By Hank Bond
The Greenup Beacon
JB Miller has seen his tour of duty travel from one radio station to another across the Tri-State area.
Miller was born in Ironton and is a 1979 graduate of Ironton High School and has lived in Boyd County for the last 4 years. His is the son of Robert and Joan Miller also of Ironton.
His wife’s name is Sandra and she is a chemist with KDMC.
In addition to his latest radio responsibility doing the morning drive shift on Big Buck Country 101.5 he is Manager of Huntington Area Habitat ReStore at 240 Third Ave in Huntington
His radio career began in 1977 while still in high school.
“I was unemployed from radio May 2012 to July 2013 when Mike Kirtner of Kindred Communications offered me the chance to return to the air at one of his great stations yet keep my career at Habitat. Now I work in the best of both worlds.
“There are some long days but they are oh, so rewarding.
“My Habitat for Humanity career began December of 2012 and I just love the people I work with and those I meet along the way.”
His career took a strange turn when circumstances changed.
“After nearly 37 years as a broadcaster my morning show was terminated in May of 2012, and I began looking for other outlets that I might be good at.
I applied, interviewed, and landed in December of 2012 as a Manager of Huntington Habitat for Humanity ReStore.
“In July of 2013 I accepted the morning show on Big Buck Country 101.5 (6-10a) and now work both jobs. Something I look forward to every day.
It was an easy decision for Miller to take on the new line of work – away from his long-time radio career.
“I loved the concept: take donations from retail and homeowners of things they no longer need and bring it into our store, sell at a discount and take all of that money to help build Habitat homes.
“A person simply calls our store to schedule a pick up and we arrive to haul it away for Free.
“We are the only ReStore between Chillicothe and Charleston, and offer pickups 5 days a week.
“We accept all items with the exception of clothing and draperies.
“We clear estates, businesses such as Wendy’s, Red Lobster, hotels, Bob Evans, traffic signals from cities that replace them, turf from Marshall Stadium, stadium seating from Huntington’s historic Memorial Field House. We also go to homes that need a little room, etc. The list of items is almost endless.
“Our store went from 3 days of pickups a week to 5 based on demand.
“We added a Facebook Page allowing viewers to see our daily donations and purchase them by phone with a major credit card during regular business hours.
“Buyers then have three days to pick up that item.
There is more involved such as taking all donated appliances and having them serviced and applying a warranty to assure they are working great.
“Those that are not repairable are scrapped with that money also going into our general fund.”
It’s a long day for Miller.
“I begin my day on the radio from 6 – 10 a.m. on Big Buck Country 101.5 owned by Kindred Communications.
“I have been a broadcaster nearly 40 years.
“Then I manage the day to day operation of our Habitat ReStore at 240 Third Ave in Huntington, posting our inventory onto Facebook and working with homeowners and businesses that want to donate.”

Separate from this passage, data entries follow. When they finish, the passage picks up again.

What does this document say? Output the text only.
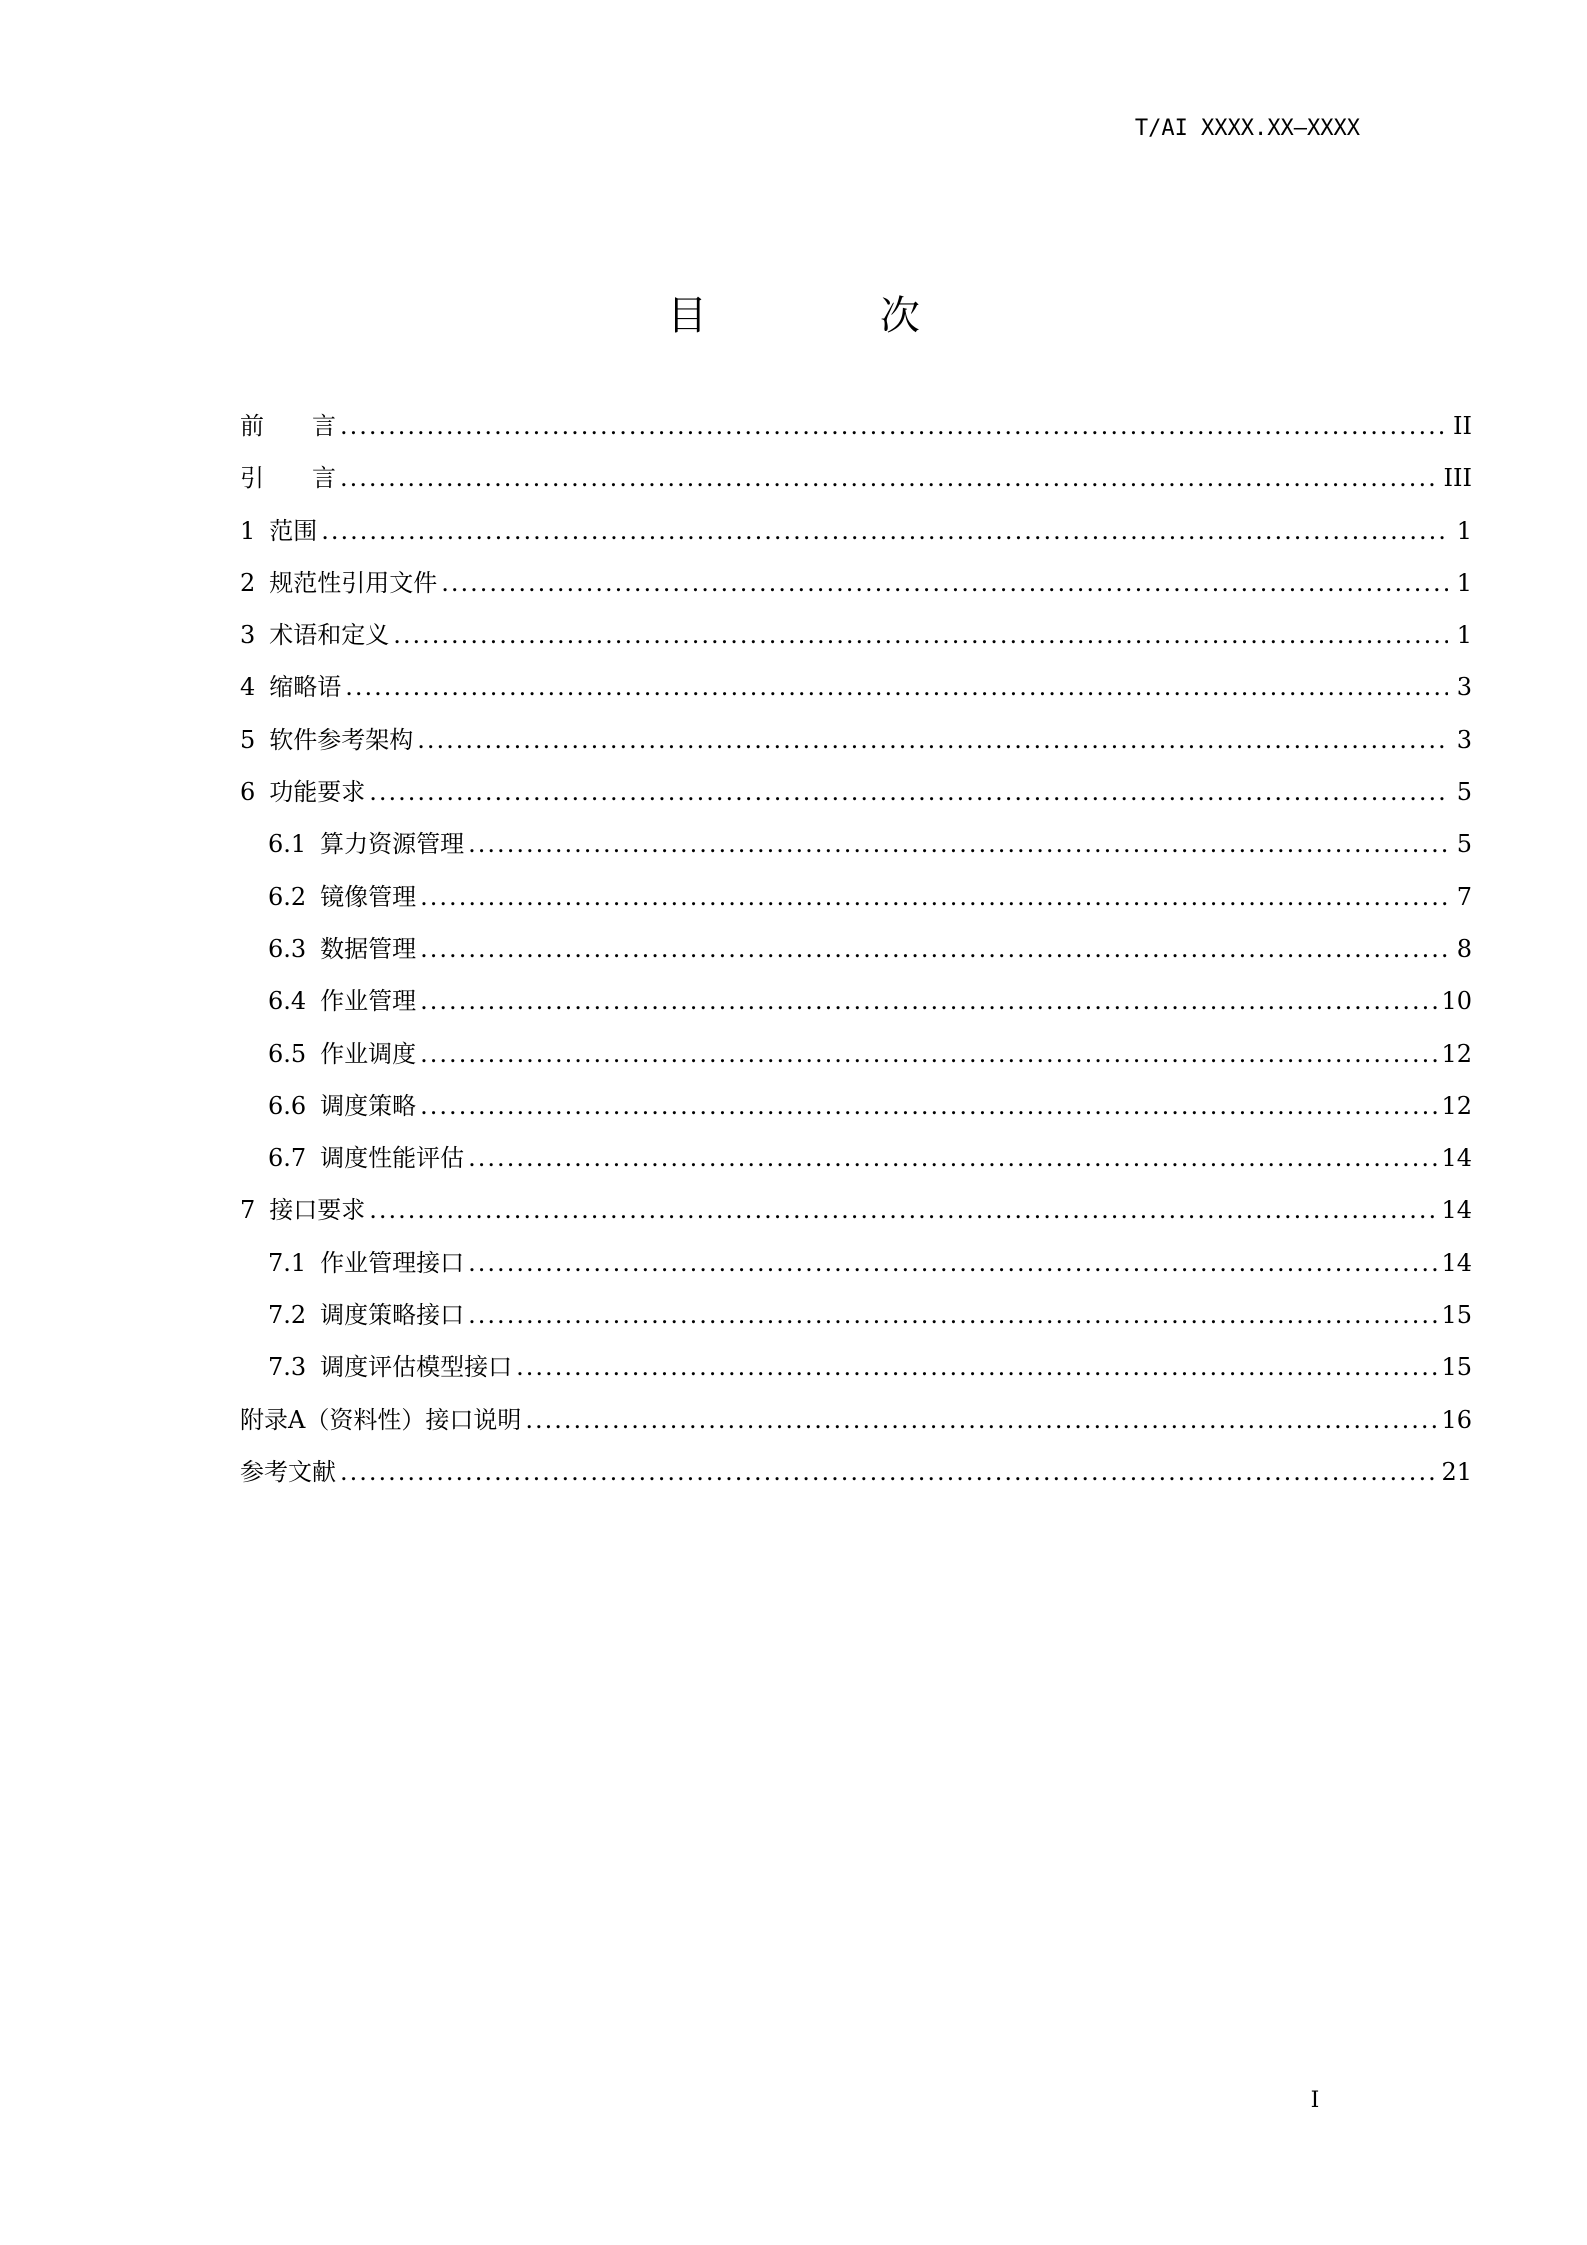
T/AI XXXX.XX—XXXX
目 次
前　　言 .....	II
引　　言 .....	III
1 范围 .....	1
2 规范性引用文件 .....	1
3 术语和定义 .....	1
4 缩略语 .....	3
5 软件参考架构 .....	3
6 功能要求 .....	5
6.1 算力资源管理 .....	5
6.2 镜像管理 .....	7
6.3 数据管理 .....	8
6.4 作业管理 .....	10
6.5 作业调度 .....	12
6.6 调度策略 .....	12
6.7 调度性能评估 .....	14
7 接口要求 .....	14
7.1 作业管理接口 .....	14
7.2 调度策略接口 .....	15
7.3 调度评估模型接口 .....	15
附录A（资料性）接口说明 .....	16
参考文献 .....	21
I
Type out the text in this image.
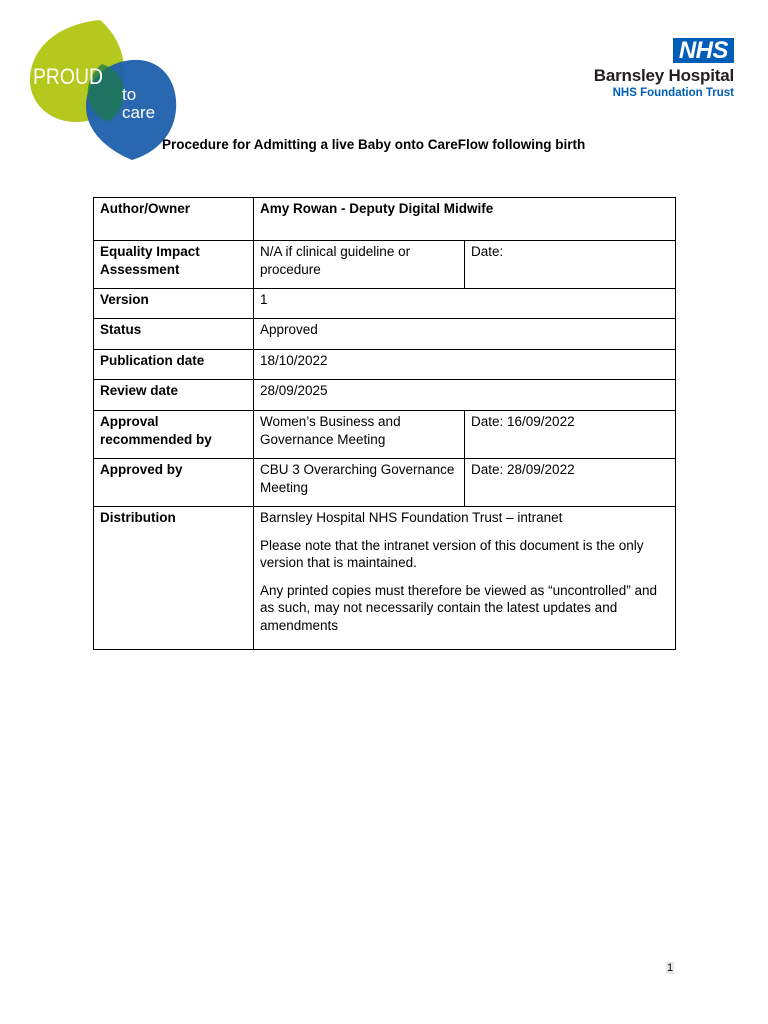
PROUD
to
care
NHS
Barnsley Hospital
NHS Foundation Trust
Procedure for Admitting a live Baby onto CareFlow following birth
Author/Owner	Amy Rowan - Deputy Digital Midwife	
Equality Impact Assessment	N/A if clinical guideline or procedure	Date:
Version	1	
Status	Approved	
Publication date	18/10/2022	
Review date	28/09/2025	
Approval recommended by	Women’s Business and Governance Meeting	Date: 16/09/2022
Approved by	CBU 3 Overarching Governance Meeting	Date: 28/09/2022
Distribution	Barnsley Hospital NHS Foundation Trust – intranet

Please note that the intranet version of this document is the only version that is maintained.

Any printed copies must therefore be viewed as “uncontrolled” and as such, may not necessarily contain the latest updates and amendments	

1
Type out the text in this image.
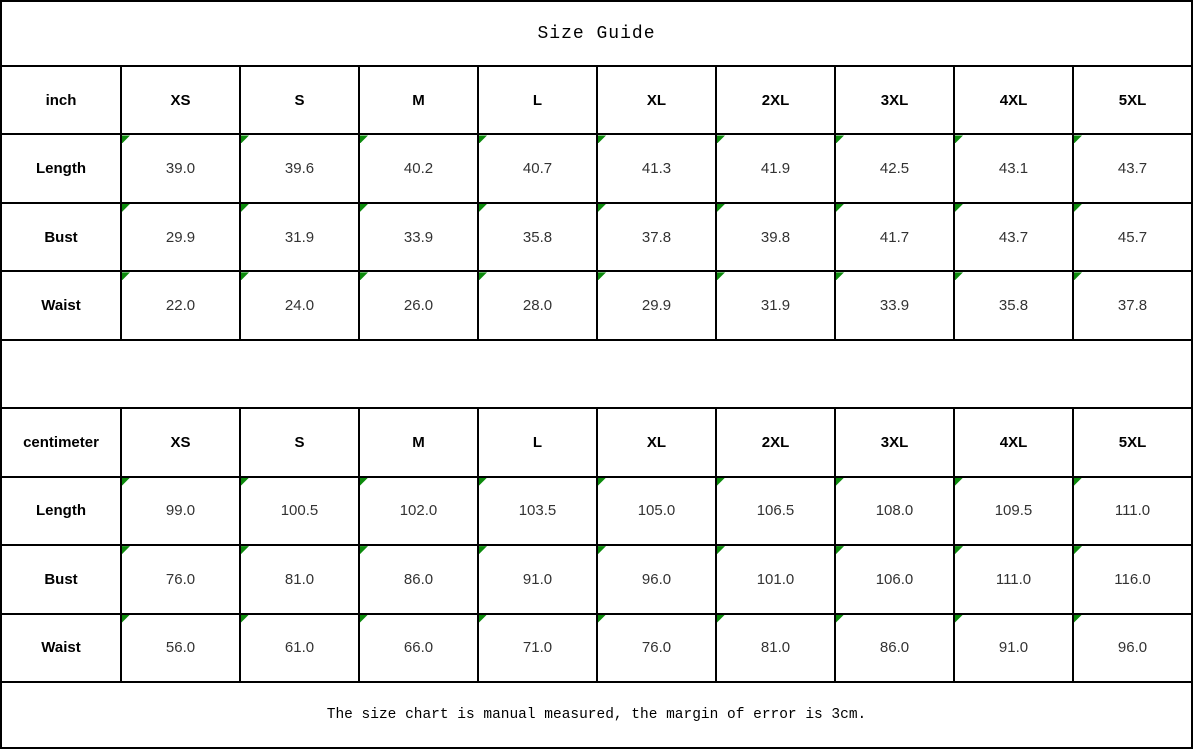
Size Guide
inch	XS	S	M	L	XL	2XL	3XL	4XL	5XL
Length	39.0	39.6	40.2	40.7	41.3	41.9	42.5	43.1	43.7
Bust	29.9	31.9	33.9	35.8	37.8	39.8	41.7	43.7	45.7
Waist	22.0	24.0	26.0	28.0	29.9	31.9	33.9	35.8	37.8
centimeter	XS	S	M	L	XL	2XL	3XL	4XL	5XL
Length	99.0	100.5	102.0	103.5	105.0	106.5	108.0	109.5	111.0
Bust	76.0	81.0	86.0	91.0	96.0	101.0	106.0	111.0	116.0
Waist	56.0	61.0	66.0	71.0	76.0	81.0	86.0	91.0	96.0
The size chart is manual measured, the margin of error is 3cm.
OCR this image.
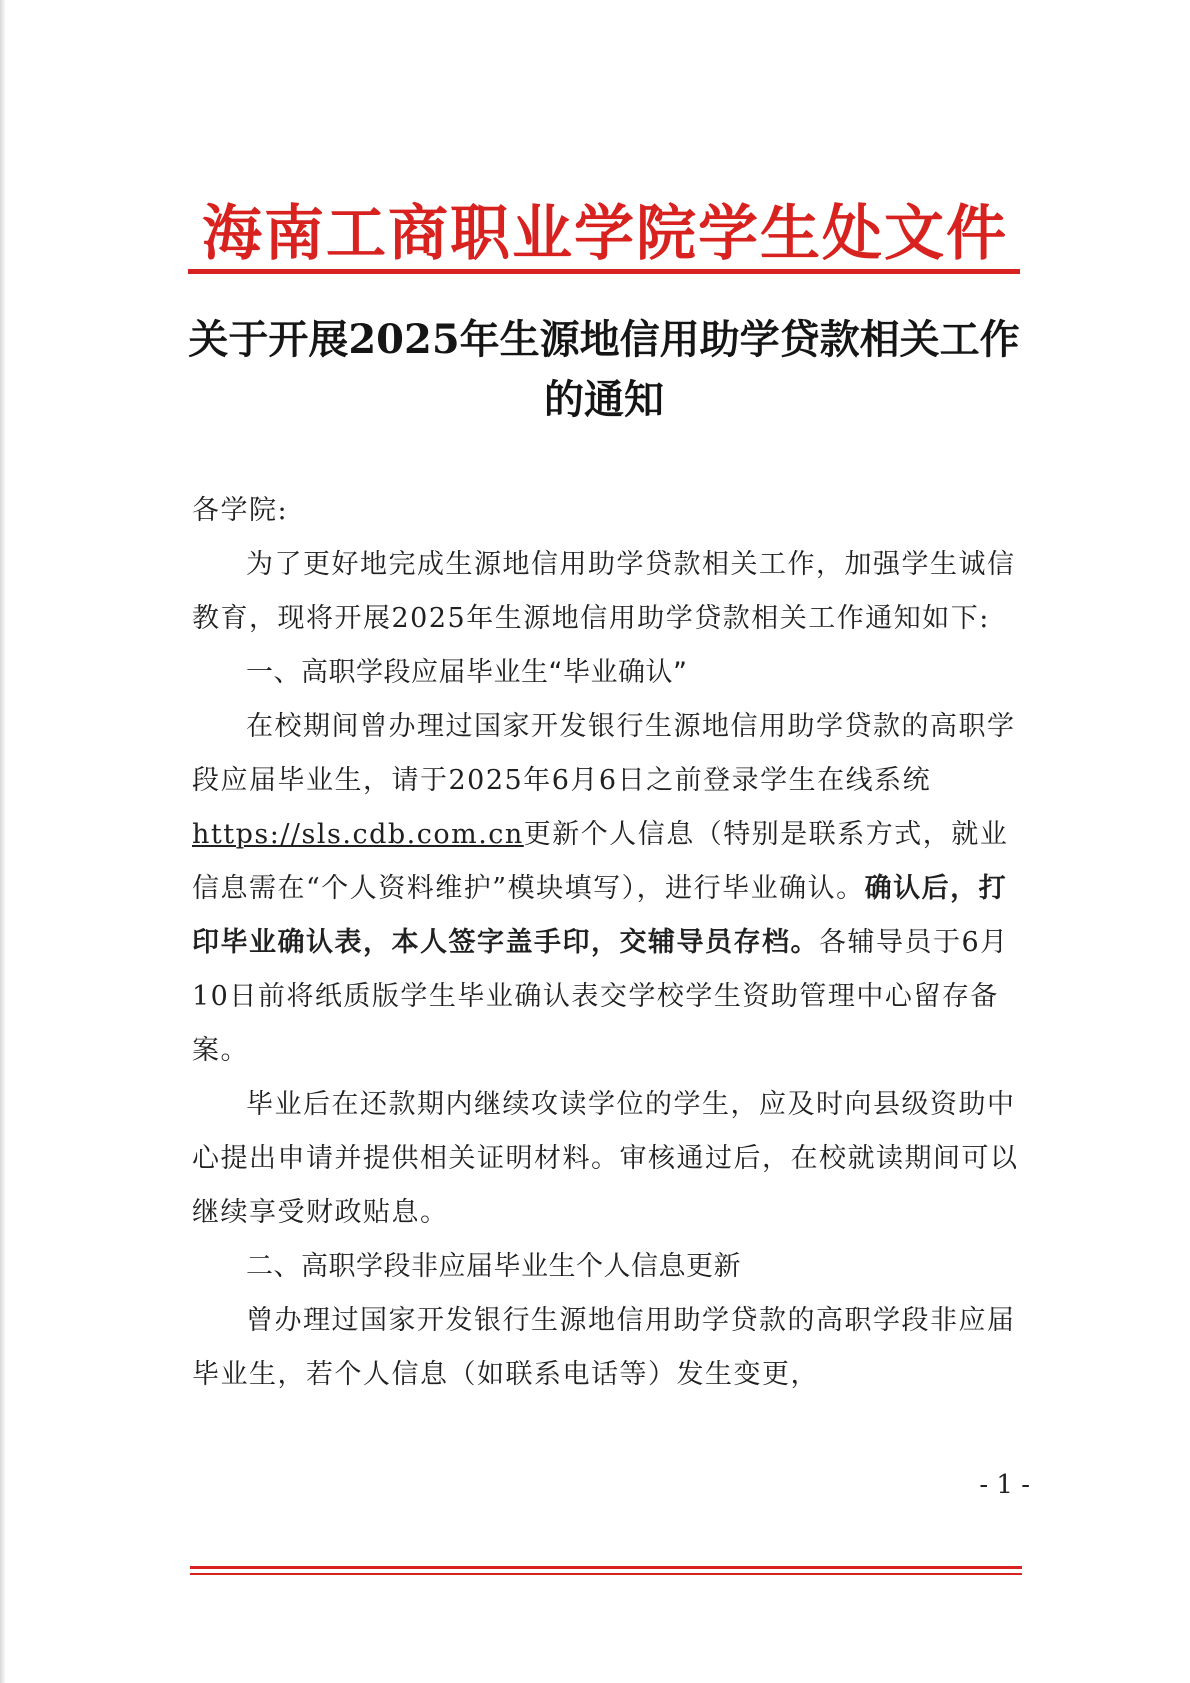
海南工商职业学院学生处文件
关于开展2025年生源地信用助学贷款相关工作
的通知

各学院:

为了更好地完成生源地信用助学贷款相关工作，加强学生诚信教育，现将开展2025年生源地信用助学贷款相关工作通知如下:

一、高职学段应届毕业生“毕业确认”

在校期间曾办理过国家开发银行生源地信用助学贷款的高职学段应届毕业生，请于2025年6月6日之前登录学生在线系统https://sls.cdb.com.cn更新个人信息（特别是联系方式，就业信息需在“个人资料维护”模块填写），进行毕业确认。确认后，打印毕业确认表，本人签字盖手印，交辅导员存档。各辅导员于6月10日前将纸质版学生毕业确认表交学校学生资助管理中心留存备案。

毕业后在还款期内继续攻读学位的学生，应及时向县级资助中心提出申请并提供相关证明材料。审核通过后，在校就读期间可以继续享受财政贴息。

二、高职学段非应届毕业生个人信息更新

曾办理过国家开发银行生源地信用助学贷款的高职学段非应届毕业生，若个人信息（如联系电话等）发生变更，

- 1 -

The future is defined for the gentle giant.
“My goals are simple: see that everyone knows we are here and can donate; working with big and small businesses to clear their facilities when needed; scheduling up to 12 pickups daily to assure our floors are full of merchandise; and always finding things that are completely out of the ordinary to sell such as Stop Lights, Hot Tubs, Stadium Astroturf, Bricks from a street, seats from a stadium, Arcade Machines etc.
“Then we move on to selling these items at a discount and using that money to build more Habitat homes right here in your communities.”
Miller knows he has had life-long support.
“My wife and parents are my number one fans and have always offered great advice that steered me in the right direction.
“I also learned from one of the best in my early days my brother Bob who is also a broadcaster and with his departure in 1979 to Oregon to continue his career I stepped in to fill his shoes so to speak with lots of advice along the way.
“For years I did local radio commercials for a local pharmacy owned by Fran Degideo who sits on the Habitat board and helped plant the seed that I would be good at my job at ReStore.
Both jobs offer Miller the ability to combine his personality with his professional pursuits.
“I’m a people person. I spent my life as a broadcaster raising money for worthwhile charities and I love being in the public and meeting old and new faces.”